Chef returned bearing a small plastic bag with several long pieces of bone marrow inside. he took one out and sliced it in 1/2-inch-thich rounds. he tasted the sauce and seasoned it again and added a little butter for extra sheen; then he added the bone marrow pieces to warm them through. he removed the pan from the heat, and set to plating. “a lot of chefs will strain the bordelaise, but i like to have the little bits of shallot in it,” he said. he quickly sautéed some beef and boiled a potato he had cut into a large dice, finishing it with butter and parsley. he grabbed a plate laid a few pieces of sliced veal bone marrow around the edges. “myself i like to put a little on the plate with the meat and potatoes in the center,” he said as he drizzled the thick, brown bordelaise over each pink medallion of marrow.

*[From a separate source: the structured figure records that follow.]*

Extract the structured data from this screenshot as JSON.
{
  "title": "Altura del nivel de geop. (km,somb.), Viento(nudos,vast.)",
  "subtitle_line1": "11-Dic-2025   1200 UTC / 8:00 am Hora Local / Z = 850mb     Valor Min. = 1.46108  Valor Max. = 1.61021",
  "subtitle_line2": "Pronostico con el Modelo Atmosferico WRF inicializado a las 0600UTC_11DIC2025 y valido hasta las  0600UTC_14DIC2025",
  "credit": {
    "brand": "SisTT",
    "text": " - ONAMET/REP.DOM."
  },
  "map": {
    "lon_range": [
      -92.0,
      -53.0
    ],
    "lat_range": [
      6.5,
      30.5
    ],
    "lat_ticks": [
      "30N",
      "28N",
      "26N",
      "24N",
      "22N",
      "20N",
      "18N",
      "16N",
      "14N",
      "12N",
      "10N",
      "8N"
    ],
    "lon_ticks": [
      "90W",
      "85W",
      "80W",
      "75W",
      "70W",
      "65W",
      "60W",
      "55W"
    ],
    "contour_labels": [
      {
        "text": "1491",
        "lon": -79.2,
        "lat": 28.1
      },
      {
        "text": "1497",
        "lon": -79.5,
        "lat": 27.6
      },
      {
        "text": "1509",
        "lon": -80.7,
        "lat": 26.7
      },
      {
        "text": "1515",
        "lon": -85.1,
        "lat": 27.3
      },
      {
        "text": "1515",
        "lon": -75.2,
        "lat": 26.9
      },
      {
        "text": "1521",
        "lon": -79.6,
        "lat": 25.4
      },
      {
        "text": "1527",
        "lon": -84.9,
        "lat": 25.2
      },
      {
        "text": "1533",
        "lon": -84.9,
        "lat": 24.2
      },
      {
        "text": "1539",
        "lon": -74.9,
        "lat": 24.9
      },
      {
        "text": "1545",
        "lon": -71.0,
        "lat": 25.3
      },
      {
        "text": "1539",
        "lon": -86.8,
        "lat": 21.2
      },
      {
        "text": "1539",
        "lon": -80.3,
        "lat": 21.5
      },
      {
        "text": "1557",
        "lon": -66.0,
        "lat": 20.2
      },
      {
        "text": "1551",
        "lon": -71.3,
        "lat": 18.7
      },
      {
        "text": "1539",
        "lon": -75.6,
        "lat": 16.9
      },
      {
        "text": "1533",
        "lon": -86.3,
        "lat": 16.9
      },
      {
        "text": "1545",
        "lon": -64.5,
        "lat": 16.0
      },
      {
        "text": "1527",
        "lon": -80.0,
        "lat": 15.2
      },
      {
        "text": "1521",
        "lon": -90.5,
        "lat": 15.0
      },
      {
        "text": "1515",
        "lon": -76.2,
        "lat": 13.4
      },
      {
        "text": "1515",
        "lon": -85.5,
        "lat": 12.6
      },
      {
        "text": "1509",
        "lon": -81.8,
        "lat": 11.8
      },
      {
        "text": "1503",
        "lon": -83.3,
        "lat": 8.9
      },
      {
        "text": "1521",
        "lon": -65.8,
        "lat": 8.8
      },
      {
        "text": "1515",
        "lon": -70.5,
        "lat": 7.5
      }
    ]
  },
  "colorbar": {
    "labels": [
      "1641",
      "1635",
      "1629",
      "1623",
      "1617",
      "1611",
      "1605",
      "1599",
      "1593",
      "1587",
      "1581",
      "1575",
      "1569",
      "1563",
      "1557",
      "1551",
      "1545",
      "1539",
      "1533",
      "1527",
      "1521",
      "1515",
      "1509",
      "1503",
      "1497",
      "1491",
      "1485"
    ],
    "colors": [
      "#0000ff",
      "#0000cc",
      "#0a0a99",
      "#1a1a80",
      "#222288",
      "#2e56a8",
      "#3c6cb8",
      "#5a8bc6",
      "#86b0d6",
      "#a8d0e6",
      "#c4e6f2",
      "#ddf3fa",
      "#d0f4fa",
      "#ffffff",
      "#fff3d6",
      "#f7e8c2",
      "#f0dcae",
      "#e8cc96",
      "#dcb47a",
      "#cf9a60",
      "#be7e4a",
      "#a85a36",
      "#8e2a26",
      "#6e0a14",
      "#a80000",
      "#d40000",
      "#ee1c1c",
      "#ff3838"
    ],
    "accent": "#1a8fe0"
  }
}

tasting the chalky-pink marrow was a first for me–the fatty, tender marrow with the savory reduced brown sauce completely filled my mouth. it was wonderful.
pete and i practiced brown sauce reduction at station. “i find this just fascinating. look at how much it has already changed,” pete said, peering into the saucepan. i would see that look again the following sunday, when he made demi-glace out of beef stock he had prepared himself earlier in the week. pete was a saucier through and through–his excitement was palpable.

at station, pete and i prepared bordelaise sauce in the same fashion as Chef. we opted to leave the shallots in for a little texture. we pan-seared pork tenderloin with mushrooms and pan-fried potatoes. we carefully dotted bordelaise around the plate, making sure there was enough sauce to mop up with the meat yet not too much to drown the plate. we presented our work to Chef. he disappeared for a moment, returning with some stewed tomatoes, which he added to the plate for color variation. “it looks pretty good guys,” he said.

and to think, it all started with some beef bones.
Nothing like a good brown gravy to pull a meal together. It was fun reading too Marge!
Completely inspiring writing Marge.
Mom
Urg…it is kills me that i can ‘taste’ everything you are describing – yet i am still hungry.
Why, oh, why can’t i read this with you next to me making it?